Сентябрь, значит, кончился, начинается октябрь. Не так много времени осталось Высоцкому дышать воздухом родных мест. Три дня займут зачеты.

Выбравшись за пределы предместья, машина помчалась по асфальту, и Высоцкого охватило такое же чувство, какое нахлынуло тогда, когда он сошел с поезда и блуждал по улицам железнодорожного городка. До щемящей боли в груди он узнает окружающее и в то же время не узнает, так как перемены видны на каждом шагу. Пейзаж индустриальный: вдоль асфальта линия высоковольтной передачи, шеренга приземистых каменных построек, которые одна за другой появляются на горизонте, — тогда, когда он бродил по этой дороге, их и в помине не было, как не было и самого асфальта. Много на дороге машин. Знакомые деревеньки, которые мелькают по сторонам, кажутся молчаливыми, притихшими, картина застройки изменилась мало, те же самые хаты, улицы, только смотрятся по-другому, так как прежде всего поражают порядком и опрятностью. Теперь не редкость в сельской местности каменные, кирпичные дома — как на Минщине, так и тут, на Полесье, — и хоть еще не много таких домиков, но хорошо, что их начинают строить.

В памятные послевоенные годы, когда Высоцкий бродил от деревни к деревне по районам, сердце болело от вида родных селений. Он видел ухоженную каменную немецкую деревню и, сравнивая добротные дома, хозяйственные постройки, просторные дворы, сараи с нашими покривившимися деревянными хатками, хлевушками, на соломенных крышах которых зеленел мох, порой приходил в отчаяние. Думалось — сто лет понадобится, чтобы все это переиначить, перестроить, так как быт — что-то очень устойчивое, он переходит от дедов к внукам, от поколения к поколению.
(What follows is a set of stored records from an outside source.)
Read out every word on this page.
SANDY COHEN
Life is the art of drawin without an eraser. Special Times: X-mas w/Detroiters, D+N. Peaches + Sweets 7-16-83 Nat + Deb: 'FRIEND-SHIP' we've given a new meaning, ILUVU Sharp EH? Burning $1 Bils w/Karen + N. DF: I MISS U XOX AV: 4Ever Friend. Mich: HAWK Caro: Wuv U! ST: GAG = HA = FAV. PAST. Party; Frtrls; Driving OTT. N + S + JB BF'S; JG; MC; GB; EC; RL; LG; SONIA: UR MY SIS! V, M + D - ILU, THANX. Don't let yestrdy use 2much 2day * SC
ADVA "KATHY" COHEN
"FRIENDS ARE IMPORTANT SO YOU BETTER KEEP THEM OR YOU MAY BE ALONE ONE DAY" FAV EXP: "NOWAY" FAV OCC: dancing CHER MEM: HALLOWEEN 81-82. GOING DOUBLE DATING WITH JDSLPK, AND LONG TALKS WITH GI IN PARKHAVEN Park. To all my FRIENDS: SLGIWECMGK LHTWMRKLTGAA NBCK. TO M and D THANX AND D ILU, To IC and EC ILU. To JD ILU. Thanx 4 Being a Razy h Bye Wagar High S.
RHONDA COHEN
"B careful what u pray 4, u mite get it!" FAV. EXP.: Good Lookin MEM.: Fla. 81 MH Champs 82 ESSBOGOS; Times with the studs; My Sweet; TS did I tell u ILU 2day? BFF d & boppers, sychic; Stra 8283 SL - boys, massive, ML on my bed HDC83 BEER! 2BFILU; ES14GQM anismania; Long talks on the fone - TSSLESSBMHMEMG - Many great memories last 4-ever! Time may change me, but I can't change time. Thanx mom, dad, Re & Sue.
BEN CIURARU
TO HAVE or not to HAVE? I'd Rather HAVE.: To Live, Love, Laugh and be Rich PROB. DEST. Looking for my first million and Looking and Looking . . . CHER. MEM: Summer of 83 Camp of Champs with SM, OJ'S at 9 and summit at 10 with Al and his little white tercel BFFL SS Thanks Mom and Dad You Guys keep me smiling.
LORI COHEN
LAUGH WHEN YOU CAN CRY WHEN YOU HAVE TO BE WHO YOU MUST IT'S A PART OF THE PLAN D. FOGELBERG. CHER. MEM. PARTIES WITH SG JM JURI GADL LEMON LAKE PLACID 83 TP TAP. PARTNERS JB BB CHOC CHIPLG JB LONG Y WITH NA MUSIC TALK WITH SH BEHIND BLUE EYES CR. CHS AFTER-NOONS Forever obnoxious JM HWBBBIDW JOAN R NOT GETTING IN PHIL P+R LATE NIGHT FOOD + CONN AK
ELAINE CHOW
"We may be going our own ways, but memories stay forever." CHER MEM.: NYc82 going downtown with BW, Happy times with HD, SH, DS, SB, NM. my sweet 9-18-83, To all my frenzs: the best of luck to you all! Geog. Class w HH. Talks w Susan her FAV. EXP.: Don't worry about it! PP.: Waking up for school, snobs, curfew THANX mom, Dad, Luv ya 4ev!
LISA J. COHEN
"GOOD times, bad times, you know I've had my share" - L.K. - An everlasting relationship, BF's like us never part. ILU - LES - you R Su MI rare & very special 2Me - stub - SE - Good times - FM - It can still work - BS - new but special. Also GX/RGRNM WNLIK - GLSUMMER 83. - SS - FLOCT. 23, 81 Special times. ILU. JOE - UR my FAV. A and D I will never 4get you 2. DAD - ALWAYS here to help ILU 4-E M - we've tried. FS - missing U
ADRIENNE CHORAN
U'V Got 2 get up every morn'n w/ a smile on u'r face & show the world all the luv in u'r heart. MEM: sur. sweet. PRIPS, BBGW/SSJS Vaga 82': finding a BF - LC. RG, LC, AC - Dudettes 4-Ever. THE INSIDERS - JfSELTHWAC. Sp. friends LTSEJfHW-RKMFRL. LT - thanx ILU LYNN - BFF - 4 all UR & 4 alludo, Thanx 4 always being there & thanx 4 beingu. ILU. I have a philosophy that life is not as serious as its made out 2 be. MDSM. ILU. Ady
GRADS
Прошло двадцать с лишним лет, и можно пускать по знакомой дороге самых придирчивых туристов — пейзаж переменился до неузнаваемости. Много новых, пусть и Деревянных домов, хат; в старых, которые уцелели, покрашены ставни, фронтончики, почти на каждой крыше высится телевизионная антенна, дворы окружены садами, палисадниками, и потому селения кажутся зелеными островами. Колхозная застройка — новая целиком, аккуратно распланированная, кирпичные здания всюду побелены, ласкают взор, и совсем не видно послевоенных коровников, телятников, свинарников, которыми так гордились председатели колхозов, когда в деревню заглядывал корреспондент. Всюду на поле группки студентов, которые выбирают картошку, плетясь вслед за копалками.

— Едем возле нефтепровода, — объясняет Иванькович. — Осмотрим Нефтехимстрой — и на Дуброву. Пообедаем, переночуем. Я на занятиях поприсутствую.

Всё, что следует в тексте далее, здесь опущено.